Re: Problems loading data into the database using SQL Loader.

From: Vladimir M. Zakharychev <vladimir.zakharychev_at_gmail.com>
Date: Thu, 25 Jun 2009 00:14:40 -0700 (PDT)
Message-ID: <76711052-ef73-4174-bd3e-9ab6245fa7e5_at_r3g2000vbp.googlegroups.com>



On Jun 24, 5:47 pm, trub3101 <trub3..._at_sky.com> wrote:
> On 24 June, 07:55, "Vladimir M. Zakharychev"
>
>
>
> <vladimir.zakharyc..._at_gmail.com> wrote:
> > On Jun 23, 11:38 pm, trub3101 <trub3..._at_sky.com> wrote:
>
> > > On 23 June, 20:30, trub3101 <trub3..._at_sky.com> wrote:
>
> > > > On 23 June, 19:53, ddf <orat..._at_msn.com> wrote:
>
> > > > > On Jun 23, 1:38 pm, trub3101 <trub3..._at_sky.com> wrote:
>
> > > > > > On 23 June, 17:53, ddf <orat..._at_msn.com> wrote:
>
> > > > > > > On Jun 23, 11:42 am, trub3101 <trub3..._at_sky.com> wrote:
>
> > > > > > > > Hi all,
>
> > > > > > > > Database
> > > > > > > > Oracle 9.2.0.8
> > > > > > > > NLS_LANG=AMERICAN_AMERICA.UTF8
> > > > > > > > NLS_CHARACTERSET UTF8
> > > > > > > > NLS_NCHAR_CHARACTERSET AL16UTF16
>
> > > > > > > > Server
> > > > > > > > Red Hat Linux 2.6.9-67.ELsmp
> > > > > > > > LANG=en_US.UTF-8
>
> > > > > > > > I cannot figure this one out. When I try to populate a table using SQl
> > > > > > > > Loader I am getting corrupt characters in the table e.g. Alien³
> > > > > > > > appears in the table as Alien¿
>
> > > > > > > > I have even set the CHARACTERSET to UTF8 in the control file for good
> > > > > > > > measure!
>
> > > > > > > > Can anyone throw some light on this one?
>
> > > > > > > > Thanks in advance for your replies.
>
> > > > > > > > TB3101
>
> > > > > > > I'll take a guess that you're doing this from a client machine.  What
> > > > > > > is the NLS_LANG on the machine where you're running the loader?
>
> > > > > > > David Fitzjarrell- Hide quoted text -
>
> > > > > > > - Show quoted text -
>
> > > > > > Thanks for reply David,
>
> > > > > > I am actually logged onto the server and running the sql loader
> > > > > > process.
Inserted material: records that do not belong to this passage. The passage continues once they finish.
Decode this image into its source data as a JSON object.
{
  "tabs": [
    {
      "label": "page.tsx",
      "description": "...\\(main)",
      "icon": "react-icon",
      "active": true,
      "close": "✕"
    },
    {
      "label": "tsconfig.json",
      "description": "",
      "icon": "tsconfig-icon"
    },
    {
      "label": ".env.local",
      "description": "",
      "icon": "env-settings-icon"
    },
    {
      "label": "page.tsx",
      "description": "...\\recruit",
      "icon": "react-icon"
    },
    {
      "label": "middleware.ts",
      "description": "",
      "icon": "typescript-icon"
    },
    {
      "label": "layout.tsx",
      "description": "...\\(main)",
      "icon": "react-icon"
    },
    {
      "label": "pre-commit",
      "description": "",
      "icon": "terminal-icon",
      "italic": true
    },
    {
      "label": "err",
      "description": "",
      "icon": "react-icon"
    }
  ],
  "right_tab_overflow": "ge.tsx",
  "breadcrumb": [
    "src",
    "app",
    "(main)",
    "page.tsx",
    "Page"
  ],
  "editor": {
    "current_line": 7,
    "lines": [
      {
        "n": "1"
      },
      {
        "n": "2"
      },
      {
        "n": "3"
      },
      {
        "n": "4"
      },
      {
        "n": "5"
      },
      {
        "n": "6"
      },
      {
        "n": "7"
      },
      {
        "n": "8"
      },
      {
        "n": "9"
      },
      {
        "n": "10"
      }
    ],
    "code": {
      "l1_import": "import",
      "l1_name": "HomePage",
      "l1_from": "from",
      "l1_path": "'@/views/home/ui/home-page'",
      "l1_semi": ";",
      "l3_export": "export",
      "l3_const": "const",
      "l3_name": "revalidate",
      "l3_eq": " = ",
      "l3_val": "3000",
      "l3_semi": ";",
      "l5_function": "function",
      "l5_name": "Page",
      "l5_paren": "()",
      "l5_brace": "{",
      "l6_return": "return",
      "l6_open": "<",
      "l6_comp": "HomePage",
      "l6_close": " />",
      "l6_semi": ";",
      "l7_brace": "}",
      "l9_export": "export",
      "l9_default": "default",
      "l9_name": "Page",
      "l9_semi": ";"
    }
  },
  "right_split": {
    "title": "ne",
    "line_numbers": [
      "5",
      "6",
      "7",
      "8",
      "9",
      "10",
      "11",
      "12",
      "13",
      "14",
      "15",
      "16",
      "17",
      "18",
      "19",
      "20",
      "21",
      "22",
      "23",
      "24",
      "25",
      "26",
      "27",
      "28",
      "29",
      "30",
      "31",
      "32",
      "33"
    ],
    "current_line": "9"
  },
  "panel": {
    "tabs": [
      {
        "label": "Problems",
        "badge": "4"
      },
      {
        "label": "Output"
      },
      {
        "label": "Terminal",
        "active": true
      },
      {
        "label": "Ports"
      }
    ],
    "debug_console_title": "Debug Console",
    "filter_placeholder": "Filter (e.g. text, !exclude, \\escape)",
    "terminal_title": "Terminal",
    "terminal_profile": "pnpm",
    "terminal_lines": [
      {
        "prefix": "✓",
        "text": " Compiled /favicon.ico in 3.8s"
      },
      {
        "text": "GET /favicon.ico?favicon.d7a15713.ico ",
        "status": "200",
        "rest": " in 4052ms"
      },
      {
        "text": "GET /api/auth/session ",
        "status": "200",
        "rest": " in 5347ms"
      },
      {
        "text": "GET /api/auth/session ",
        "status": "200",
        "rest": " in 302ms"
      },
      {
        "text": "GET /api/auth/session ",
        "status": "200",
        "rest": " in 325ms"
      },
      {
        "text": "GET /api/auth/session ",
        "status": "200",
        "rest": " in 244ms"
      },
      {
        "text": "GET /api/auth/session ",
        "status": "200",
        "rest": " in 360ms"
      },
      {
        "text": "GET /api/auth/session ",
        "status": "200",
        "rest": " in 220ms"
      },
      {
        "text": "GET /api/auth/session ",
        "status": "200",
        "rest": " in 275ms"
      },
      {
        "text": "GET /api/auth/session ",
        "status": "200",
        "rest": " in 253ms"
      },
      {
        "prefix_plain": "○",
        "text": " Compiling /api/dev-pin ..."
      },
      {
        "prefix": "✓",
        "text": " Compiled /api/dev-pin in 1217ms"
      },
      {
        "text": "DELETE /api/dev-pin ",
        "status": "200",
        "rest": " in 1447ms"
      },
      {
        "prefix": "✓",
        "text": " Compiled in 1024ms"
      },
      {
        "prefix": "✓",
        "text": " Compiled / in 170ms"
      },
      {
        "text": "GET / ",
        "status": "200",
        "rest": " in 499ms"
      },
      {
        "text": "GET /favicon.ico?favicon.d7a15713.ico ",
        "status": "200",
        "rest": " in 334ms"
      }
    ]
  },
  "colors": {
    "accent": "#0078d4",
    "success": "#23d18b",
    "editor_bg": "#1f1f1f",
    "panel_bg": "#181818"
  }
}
The NLS_LANG is set to AMERICAN_AMERICA.UTF8
>
> > > > > > Cheers,
>
> > > > > > TB3101- Hide quoted text -
>
> > > > > > - Show quoted text -
>
> > > > > We'll need to see your control file and data file.
>
> > > > > David Fitzjarrell- Hide quoted text -
>
> > > > > - Show quoted text -
>
> > > > Hi David,
>
> > > > Here is the control file:
>
> > > > LOAD DATA
> > > > CHARACTERSET UTF8
> > > > INFILE '/opt/ora/oracle/oradata/data/xxxx.dat' "str '\n'"
> > > > BADFILE '/opt/ora/oracle/oradata/xxxx.bad'
> > > > DISCARDFILE '/opt/ora/oracle/oradata/xxxx.dis'
> > > > TRUNCATE
> > > > INTO TABLE film_film
> > > > TRAILING NULLCOLS
>
> > > > (
> > > >   START_TIME                    DATE "DD/MM/YYYY,HH24:MI:SS,"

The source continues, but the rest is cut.